Moving away from traditional fee-for-service payment models and historic medical disease management techniques is necessary to facilitate innovation and incorporation of big data into medical care. In many current health systems, payers and providers are incentivized differently and care is influenced by what will be covered by insurance and what will not, rather than all stakeholders focusing on high quality effective care (Kayyali et al. 2013). Political and financial pressures are already improving the landscape for standardized data. In some cases, this has taken the form of interoperability and led to immediate clinical benefit. Kaiser Permanente has fully integrated their electronic EHR HealthConnect, to allow information to cross over all health care settings, inpatient and outpatient, and across all facilities. The integrated system has shown improved outcomes in heart disease management and has created an estimated $1 billion savings from reduced office visits and redundant diagnostic tests (Kayyali et al. 2013). Meanwhile, the Health Observational Healthcare Sciences and Informatics collaborative has aggregated over 680 million records across Australia and many countries in Asia and has been working on the early identification of adverse drug reactions (Duke 2015). In other cases, larger institutions are intentionally curating more robust databases to drive advanced analytics. Both the VA and the NIH are creating databases with one million or more patients with a specific emphasis on combining large genomic datasets with clinical datasets (VA 2016, National Institutes of Health 2016). These two movements will ultimately create richer, standardized datasets to drive higher quality big data analytics.
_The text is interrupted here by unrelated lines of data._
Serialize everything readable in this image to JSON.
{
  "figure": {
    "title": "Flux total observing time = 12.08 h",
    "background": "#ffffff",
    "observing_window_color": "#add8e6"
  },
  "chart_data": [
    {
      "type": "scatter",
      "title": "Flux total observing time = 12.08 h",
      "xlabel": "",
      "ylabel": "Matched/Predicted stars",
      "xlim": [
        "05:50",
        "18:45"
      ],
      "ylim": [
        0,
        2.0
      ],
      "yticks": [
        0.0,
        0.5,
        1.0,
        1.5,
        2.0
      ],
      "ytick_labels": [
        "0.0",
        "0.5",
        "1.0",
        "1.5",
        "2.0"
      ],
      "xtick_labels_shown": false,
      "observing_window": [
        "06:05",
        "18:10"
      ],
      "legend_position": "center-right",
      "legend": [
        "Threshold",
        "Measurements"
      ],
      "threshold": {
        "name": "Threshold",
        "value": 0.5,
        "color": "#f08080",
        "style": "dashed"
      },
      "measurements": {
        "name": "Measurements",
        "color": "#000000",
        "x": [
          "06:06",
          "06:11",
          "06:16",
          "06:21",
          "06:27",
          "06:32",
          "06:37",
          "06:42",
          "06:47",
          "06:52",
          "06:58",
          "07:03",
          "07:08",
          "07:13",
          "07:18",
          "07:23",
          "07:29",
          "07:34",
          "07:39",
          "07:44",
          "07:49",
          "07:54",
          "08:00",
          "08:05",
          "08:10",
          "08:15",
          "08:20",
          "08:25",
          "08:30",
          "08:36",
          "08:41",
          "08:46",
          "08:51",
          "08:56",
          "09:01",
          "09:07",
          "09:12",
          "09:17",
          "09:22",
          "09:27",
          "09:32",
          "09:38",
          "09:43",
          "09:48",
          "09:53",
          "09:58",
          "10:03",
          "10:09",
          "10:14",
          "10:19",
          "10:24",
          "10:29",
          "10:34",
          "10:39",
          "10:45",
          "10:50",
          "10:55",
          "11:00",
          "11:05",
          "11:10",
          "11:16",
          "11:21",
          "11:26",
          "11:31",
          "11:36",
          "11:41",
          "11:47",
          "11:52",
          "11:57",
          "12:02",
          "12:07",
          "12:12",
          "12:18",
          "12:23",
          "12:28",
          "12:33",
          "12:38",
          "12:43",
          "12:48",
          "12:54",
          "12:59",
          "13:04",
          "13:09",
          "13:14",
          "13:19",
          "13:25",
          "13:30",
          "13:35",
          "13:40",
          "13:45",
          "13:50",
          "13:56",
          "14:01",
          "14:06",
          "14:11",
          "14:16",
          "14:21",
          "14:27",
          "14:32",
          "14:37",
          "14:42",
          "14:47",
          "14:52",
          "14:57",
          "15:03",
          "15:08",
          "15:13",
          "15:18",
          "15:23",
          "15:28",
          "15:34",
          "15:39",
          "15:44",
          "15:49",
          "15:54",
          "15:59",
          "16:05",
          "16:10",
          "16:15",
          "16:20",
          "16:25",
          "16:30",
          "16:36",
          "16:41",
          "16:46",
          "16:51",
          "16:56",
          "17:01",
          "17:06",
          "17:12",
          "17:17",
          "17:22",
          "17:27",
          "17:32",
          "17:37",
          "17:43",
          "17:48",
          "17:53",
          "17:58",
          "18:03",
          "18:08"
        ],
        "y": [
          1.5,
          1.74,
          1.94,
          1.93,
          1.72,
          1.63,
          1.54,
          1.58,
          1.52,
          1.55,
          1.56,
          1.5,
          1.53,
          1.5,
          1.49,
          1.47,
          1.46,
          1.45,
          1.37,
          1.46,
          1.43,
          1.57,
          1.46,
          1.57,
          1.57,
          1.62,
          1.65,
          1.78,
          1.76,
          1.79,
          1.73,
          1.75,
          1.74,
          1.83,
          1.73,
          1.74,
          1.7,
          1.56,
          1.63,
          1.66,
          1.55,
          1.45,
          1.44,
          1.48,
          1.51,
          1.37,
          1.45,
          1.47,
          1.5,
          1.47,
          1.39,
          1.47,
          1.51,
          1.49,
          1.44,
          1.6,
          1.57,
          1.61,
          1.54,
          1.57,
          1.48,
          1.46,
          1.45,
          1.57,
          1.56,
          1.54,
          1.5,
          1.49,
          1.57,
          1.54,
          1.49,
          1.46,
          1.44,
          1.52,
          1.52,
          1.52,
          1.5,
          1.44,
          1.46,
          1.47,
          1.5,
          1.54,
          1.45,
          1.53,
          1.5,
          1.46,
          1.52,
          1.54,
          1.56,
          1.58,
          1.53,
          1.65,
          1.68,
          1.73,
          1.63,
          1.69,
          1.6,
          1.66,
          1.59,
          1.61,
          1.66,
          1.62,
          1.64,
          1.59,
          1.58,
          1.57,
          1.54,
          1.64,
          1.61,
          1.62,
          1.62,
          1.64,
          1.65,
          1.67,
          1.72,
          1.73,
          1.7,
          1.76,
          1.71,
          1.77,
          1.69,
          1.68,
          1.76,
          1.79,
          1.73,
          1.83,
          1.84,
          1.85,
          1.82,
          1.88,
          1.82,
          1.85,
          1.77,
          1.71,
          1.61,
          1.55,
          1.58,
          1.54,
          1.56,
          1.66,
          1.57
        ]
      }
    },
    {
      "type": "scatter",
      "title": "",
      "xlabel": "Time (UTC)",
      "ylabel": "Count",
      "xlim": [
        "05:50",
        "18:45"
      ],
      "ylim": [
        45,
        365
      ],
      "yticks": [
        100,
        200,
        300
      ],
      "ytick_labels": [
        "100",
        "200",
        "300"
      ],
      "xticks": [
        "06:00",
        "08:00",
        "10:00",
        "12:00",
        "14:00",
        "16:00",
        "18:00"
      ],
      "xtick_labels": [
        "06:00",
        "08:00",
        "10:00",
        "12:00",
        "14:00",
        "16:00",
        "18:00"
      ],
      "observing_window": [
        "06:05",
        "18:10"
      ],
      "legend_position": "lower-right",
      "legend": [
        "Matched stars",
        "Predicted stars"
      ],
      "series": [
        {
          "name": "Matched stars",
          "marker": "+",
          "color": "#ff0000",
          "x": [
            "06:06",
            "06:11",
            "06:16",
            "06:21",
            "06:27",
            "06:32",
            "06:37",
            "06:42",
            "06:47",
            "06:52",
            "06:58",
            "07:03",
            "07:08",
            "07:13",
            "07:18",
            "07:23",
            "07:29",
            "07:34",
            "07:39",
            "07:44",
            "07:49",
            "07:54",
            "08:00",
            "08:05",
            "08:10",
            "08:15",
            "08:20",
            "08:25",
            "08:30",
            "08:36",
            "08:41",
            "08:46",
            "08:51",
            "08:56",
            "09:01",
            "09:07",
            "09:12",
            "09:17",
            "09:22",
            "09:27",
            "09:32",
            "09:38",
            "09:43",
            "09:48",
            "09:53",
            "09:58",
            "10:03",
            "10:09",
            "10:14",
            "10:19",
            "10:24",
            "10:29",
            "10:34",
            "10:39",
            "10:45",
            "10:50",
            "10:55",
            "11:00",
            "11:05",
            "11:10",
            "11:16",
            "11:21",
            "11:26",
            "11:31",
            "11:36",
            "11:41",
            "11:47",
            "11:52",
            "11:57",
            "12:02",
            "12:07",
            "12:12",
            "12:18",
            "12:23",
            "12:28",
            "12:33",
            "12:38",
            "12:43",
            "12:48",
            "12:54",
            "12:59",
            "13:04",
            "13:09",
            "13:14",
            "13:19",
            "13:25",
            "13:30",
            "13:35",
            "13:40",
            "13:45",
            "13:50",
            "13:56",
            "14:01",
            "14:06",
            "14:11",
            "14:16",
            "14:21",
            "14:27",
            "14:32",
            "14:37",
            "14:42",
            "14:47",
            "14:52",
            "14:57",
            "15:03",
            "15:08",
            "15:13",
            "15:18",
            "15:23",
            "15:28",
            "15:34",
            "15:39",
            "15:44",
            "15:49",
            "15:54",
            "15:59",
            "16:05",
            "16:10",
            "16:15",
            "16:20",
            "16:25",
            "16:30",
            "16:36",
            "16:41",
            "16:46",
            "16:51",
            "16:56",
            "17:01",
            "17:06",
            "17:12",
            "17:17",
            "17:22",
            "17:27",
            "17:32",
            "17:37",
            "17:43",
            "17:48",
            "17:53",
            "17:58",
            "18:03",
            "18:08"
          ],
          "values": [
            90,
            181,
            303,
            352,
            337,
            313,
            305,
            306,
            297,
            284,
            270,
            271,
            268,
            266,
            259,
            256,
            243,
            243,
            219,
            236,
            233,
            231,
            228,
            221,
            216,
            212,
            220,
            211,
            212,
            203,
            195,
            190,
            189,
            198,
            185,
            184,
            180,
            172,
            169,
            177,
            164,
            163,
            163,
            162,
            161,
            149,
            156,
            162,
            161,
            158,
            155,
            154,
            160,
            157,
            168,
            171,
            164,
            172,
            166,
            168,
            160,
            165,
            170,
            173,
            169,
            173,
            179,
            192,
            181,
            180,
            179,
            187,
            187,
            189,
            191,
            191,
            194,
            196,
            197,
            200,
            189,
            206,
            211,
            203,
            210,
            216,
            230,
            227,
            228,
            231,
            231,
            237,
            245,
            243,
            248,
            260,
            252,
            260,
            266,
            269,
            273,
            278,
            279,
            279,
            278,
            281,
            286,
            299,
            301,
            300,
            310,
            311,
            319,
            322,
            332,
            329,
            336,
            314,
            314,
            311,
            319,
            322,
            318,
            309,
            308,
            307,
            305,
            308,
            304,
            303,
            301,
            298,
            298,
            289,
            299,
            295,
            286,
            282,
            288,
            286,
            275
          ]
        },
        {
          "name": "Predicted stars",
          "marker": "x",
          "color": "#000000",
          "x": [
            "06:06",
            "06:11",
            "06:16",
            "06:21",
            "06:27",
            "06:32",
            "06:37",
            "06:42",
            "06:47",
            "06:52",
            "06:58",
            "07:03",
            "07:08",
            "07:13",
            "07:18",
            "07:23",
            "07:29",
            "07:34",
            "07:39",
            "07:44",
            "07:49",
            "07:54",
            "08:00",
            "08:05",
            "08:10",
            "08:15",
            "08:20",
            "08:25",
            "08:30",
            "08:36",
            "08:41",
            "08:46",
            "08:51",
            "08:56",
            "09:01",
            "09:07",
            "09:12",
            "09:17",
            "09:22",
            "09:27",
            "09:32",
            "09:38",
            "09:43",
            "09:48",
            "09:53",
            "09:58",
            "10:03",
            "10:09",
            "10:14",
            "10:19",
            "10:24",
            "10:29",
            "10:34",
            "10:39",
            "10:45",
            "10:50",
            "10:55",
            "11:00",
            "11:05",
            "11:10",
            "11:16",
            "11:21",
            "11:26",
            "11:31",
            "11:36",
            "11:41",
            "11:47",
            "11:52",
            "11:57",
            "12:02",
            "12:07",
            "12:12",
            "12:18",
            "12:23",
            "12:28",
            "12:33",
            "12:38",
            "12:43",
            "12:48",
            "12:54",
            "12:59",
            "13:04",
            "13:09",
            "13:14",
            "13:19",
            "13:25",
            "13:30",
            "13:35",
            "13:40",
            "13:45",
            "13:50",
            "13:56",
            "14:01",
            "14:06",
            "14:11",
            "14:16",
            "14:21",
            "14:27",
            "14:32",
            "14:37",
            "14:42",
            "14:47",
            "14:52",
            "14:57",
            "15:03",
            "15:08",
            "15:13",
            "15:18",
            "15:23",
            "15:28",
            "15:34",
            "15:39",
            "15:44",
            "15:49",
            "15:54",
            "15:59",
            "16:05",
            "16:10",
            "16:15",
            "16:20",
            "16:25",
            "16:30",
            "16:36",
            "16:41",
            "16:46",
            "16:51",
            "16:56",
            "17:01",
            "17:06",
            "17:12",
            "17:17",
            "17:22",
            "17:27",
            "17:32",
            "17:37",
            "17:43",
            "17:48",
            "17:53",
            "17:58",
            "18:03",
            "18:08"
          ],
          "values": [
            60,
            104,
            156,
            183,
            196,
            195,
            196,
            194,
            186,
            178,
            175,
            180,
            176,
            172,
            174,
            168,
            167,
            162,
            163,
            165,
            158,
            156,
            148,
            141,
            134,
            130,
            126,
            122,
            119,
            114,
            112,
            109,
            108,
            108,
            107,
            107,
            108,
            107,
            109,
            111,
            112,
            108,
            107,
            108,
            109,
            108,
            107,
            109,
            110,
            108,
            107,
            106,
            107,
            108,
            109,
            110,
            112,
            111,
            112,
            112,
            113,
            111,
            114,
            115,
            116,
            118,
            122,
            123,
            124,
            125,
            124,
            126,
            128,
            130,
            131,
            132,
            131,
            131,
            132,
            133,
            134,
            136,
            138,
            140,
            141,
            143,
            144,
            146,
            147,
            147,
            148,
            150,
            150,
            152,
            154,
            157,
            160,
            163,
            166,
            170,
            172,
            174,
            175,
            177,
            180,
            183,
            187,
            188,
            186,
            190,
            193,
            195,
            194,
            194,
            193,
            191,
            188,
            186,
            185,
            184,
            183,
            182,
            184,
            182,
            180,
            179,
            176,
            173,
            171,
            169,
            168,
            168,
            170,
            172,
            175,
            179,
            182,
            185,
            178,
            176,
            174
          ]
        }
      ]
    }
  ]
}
This chapter is intended to be an overview of the applications of big data as they interface with a physician’s practice. Currently, healthcare data is derived from a multitude of sources including those internal to a health system like electronic health records, computerized order entry systems, and data from devices and sensors. External sources including billing records from insurance companies, pharmacies, social media, and mobile and wearable consumer devices are becoming more and more prominent. The acquisition and aggregation of data from these new sources, ranging from standardized biometric data to highly variable patient captured data, adds both a wealth of potentially actionable health information as well as a layer of complexity related to systems interoperability, privacy and security concerns, and legal and regulatory challenges. Despite these challenges, promising examples of big data applications have emerged in both the public and private sector to transform the patient-physician relationship, expand knowledge of patient health factors, activate and engage patients in their health care, strengthen evidence-based physician decision-making, and accelerate research for more individualized patient care. Currently, much work is needed to create mechanisms to translate data and data-informed insights into useable data that can directly affect patient care and drive quality improvement in healthcare (Neff 2013). While the technical aspects of big data applications may be out of the scope of knowledge for many physicians, every aspect of medicine and health care will soon be influenced by the transformative potential of big data to achieve high quality, efficient, and effective patient-centered care.